Would that not be energy used (work done) per time unit is power? As in horsepower-hour or kilowatt-hour?
Yes, power is work done per unit time. Work is just a transfer of energy, so the terms energy and work are considered synonymous. Power can be measured in horsepowers or watts. The units you mention are measures of energy, not power, because they are power multiplied by time.
Force=mass*acceleration, acceleration being a linear measurement in time units, right?
F=ma is correct. In the English system, acceleration is measured in feet per second per second, or ft/sec^2.
We agree that Energy applied per time unit causes a certain rate of acceleration, as in the measure of foot-pound-force, where you have mass, distance and time used to calculate, correct?
It would be more correct to say that applying a
force to a mass causes a certain rate of acceleration, imparting energy to the mass.

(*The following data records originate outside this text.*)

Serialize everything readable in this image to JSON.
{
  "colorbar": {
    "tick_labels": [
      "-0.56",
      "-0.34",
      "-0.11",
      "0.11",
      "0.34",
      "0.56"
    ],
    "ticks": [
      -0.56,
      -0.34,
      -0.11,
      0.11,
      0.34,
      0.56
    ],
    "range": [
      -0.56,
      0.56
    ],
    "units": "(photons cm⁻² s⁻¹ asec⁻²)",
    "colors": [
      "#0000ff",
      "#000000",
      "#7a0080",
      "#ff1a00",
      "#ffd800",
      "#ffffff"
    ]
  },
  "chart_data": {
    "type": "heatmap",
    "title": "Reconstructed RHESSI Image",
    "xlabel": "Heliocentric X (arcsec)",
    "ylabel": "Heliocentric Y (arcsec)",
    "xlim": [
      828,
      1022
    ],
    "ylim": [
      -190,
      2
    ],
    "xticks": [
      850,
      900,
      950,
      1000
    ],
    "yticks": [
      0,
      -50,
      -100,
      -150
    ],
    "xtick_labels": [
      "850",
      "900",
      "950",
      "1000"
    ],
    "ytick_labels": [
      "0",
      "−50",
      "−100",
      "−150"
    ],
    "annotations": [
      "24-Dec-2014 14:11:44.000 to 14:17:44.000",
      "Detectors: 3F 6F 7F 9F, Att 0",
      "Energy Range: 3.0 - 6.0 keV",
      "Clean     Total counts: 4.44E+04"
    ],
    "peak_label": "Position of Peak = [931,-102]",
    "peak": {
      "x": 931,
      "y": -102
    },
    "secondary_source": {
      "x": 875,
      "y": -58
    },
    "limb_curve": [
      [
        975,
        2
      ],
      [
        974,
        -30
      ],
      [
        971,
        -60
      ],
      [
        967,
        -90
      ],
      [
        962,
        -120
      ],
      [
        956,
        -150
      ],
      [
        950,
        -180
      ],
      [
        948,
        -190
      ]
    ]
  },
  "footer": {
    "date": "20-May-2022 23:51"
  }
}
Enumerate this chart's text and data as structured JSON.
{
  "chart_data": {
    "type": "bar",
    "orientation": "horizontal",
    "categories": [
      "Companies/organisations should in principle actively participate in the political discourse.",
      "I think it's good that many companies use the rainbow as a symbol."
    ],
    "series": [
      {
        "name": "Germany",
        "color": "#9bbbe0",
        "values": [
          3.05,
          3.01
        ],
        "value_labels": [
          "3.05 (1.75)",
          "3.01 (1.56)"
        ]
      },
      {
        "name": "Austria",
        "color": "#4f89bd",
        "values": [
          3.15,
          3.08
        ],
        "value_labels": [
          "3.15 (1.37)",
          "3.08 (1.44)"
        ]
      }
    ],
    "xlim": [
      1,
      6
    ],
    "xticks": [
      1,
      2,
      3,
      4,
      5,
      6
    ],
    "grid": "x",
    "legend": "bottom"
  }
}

Using the poundal as the common measurement in that system, we have a unit that describes the force required to move 1 pound one foot per second with a rate of accelleration of one foot per second. As a linear equation, then, one poundal (which is one half ounce acted on with the energy of earth's gravitational pull, correct?) of force will accelerate a mass of one pound to 5 FPS after 5 feet traveled and 5 seconds.
Yes, one poundal is the gravitational force felt by a mass weighing one half ounce. If a force of one poundal acts on a mass weighing one pound, the mass will accelerate at one foot per second per second. So after 5 seconds, the mass will be moving at 5 FPS. However, its
average speed over that 5 seconds is 2.5 FPS, so in 5 seconds it will have moved 5 * 2.5 = 12.5 feet.
In the same, then does one foot-pound of energy in action (now a pound-force, as it is causing acceleration) applied not have the force of 32 poundals and making it able to accelerate a one pound mass to 32 FPS or a 32 pound mass to 1 FPS in one second?
You're confusing force and energy here. If you apply a force of 32 poundals to a mass weighing one pound for one second, the mass will get accelerated to 32 FPS. If the same force is applied to a mass weighing 32 pounds, it will be accelerated to 1 FPS in one second. But the
energy imparted to the masses is different, because kinetic energy is proportional to speed
squared. In fact, the lighter mass will end up with 32 times as much energy as the heavier mass.